Each environment needs its own callback URL in the app registration:

http://localhost:1337/admin/connect/azure_ad_oauth2
https://your-staging-host/admin/connect/azure_ad_oauth2
https://your-production-host/admin/connect/azure_ad_oauth2

The exact production URL depends on the final public host name.

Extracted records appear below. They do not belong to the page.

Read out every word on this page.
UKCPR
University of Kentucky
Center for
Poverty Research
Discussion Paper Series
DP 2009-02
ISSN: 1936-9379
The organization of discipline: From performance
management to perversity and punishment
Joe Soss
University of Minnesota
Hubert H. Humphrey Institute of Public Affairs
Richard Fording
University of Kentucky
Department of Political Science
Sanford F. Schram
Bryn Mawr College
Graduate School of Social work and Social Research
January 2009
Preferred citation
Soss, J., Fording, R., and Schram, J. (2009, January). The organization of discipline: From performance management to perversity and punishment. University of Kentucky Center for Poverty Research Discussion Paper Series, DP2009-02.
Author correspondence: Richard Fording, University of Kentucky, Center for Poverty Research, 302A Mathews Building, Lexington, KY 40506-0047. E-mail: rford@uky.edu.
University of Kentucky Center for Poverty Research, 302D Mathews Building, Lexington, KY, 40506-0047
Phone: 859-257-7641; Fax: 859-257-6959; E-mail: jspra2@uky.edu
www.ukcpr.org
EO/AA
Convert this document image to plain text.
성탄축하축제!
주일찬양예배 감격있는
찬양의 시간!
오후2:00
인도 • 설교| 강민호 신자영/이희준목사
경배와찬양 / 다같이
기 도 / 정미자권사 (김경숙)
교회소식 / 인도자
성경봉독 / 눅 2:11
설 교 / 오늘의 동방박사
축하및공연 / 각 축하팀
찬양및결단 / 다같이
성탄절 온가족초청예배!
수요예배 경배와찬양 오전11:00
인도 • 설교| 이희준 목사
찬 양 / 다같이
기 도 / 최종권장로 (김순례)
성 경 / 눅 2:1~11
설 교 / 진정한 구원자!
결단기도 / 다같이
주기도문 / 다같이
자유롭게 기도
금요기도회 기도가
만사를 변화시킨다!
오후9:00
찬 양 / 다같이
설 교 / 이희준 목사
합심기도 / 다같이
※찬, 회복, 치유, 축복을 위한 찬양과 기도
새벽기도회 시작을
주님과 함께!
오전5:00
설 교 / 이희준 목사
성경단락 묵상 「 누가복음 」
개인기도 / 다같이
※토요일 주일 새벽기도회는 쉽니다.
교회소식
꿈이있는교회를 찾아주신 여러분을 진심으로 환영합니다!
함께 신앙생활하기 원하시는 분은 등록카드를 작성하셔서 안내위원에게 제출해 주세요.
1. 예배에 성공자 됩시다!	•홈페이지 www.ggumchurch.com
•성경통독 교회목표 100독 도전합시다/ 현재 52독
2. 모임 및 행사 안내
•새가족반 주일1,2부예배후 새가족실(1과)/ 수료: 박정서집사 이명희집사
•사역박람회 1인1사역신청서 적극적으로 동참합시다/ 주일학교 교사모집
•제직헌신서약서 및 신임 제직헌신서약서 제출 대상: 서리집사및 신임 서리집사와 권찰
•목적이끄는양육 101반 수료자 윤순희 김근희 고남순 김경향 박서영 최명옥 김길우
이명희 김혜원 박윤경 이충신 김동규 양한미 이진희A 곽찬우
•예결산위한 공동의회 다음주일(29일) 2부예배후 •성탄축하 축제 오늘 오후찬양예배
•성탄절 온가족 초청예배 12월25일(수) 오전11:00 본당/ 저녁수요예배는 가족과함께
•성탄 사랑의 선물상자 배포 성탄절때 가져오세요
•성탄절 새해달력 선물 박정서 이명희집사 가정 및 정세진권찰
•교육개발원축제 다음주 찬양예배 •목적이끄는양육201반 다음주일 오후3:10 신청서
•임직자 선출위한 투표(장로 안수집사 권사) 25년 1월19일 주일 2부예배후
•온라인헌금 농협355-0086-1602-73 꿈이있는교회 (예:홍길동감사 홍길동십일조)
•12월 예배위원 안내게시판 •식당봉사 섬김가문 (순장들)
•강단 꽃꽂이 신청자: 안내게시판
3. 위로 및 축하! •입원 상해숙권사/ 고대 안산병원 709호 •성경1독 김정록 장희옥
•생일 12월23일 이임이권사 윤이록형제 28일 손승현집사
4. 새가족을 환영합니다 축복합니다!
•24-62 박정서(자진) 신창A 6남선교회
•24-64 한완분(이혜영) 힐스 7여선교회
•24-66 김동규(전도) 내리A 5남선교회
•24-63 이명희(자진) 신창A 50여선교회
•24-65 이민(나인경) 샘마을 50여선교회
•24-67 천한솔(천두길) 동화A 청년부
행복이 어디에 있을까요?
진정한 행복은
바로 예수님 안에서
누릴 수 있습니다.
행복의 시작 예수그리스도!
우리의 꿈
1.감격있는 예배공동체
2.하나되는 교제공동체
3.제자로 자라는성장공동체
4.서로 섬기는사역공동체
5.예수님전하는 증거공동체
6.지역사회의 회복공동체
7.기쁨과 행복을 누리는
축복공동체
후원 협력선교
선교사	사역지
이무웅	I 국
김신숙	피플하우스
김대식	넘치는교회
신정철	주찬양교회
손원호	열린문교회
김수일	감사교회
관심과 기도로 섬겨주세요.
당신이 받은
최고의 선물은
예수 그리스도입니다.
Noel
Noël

  • If a callback URL is missing or does not exactly match the URL generated from APP_URL, the Microsoft login flow will fail.
  • If the app is registered in the wrong tenant, a tenant-specific error such as AADSTS700016 can occur.

How It Works Technically

This integration follows the standard Node.js Passport pattern:

Strapi admin auth
-> Passport-compatible provider setup
-> passport-azure-ad-oauth2
-> Microsoft Entra ID

At runtime, the flow is:

  1. The user clicks Sign in with Microsoft in the Strapi admin login screen.
  2. Strapi redirects the user to Microsoft Entra ID.
  3. Microsoft authenticates the user and validates that the account belongs to the configured tenant.
  4. Microsoft redirects the user back to Strapi's callback URL.
  5. Strapi receives an id_token and decodes it to extract user claims.
  6. Strapi resolves the admin user identity from the token and signs the user into Strapi.
  7. Strapi still applies its own admin roles and permissions after authentication.

Important distinction:

  • Entra handles authentication.
  • Strapi handles authorization.

That means Microsoft decides who can successfully authenticate, but Strapi still controls what that authenticated admin user is allowed to do inside the CMS.

In the usual setup, Strapi roles are assigned in Strapi itself (after login). Entra roles are not automatically mapped unless additional custom synchronization is implemented.

Token and Claim Considerations

The provider uses the returned id_token to derive the user's identity.

The important practical detail is that Microsoft does not always include the email claim by default. In enterprise tenants, upn is usually the safest fallback.

Typical claims used for identity resolution are:

ClaimMeaning
emailUser email, not always present
upnUser Principal Name, usually the best fallback
preferred_usernameAlternate login name
unique_nameAlternate username field
given_nameFirst name
family_nameLast name

This is why the provider falls back across multiple identity fields rather than relying only on email.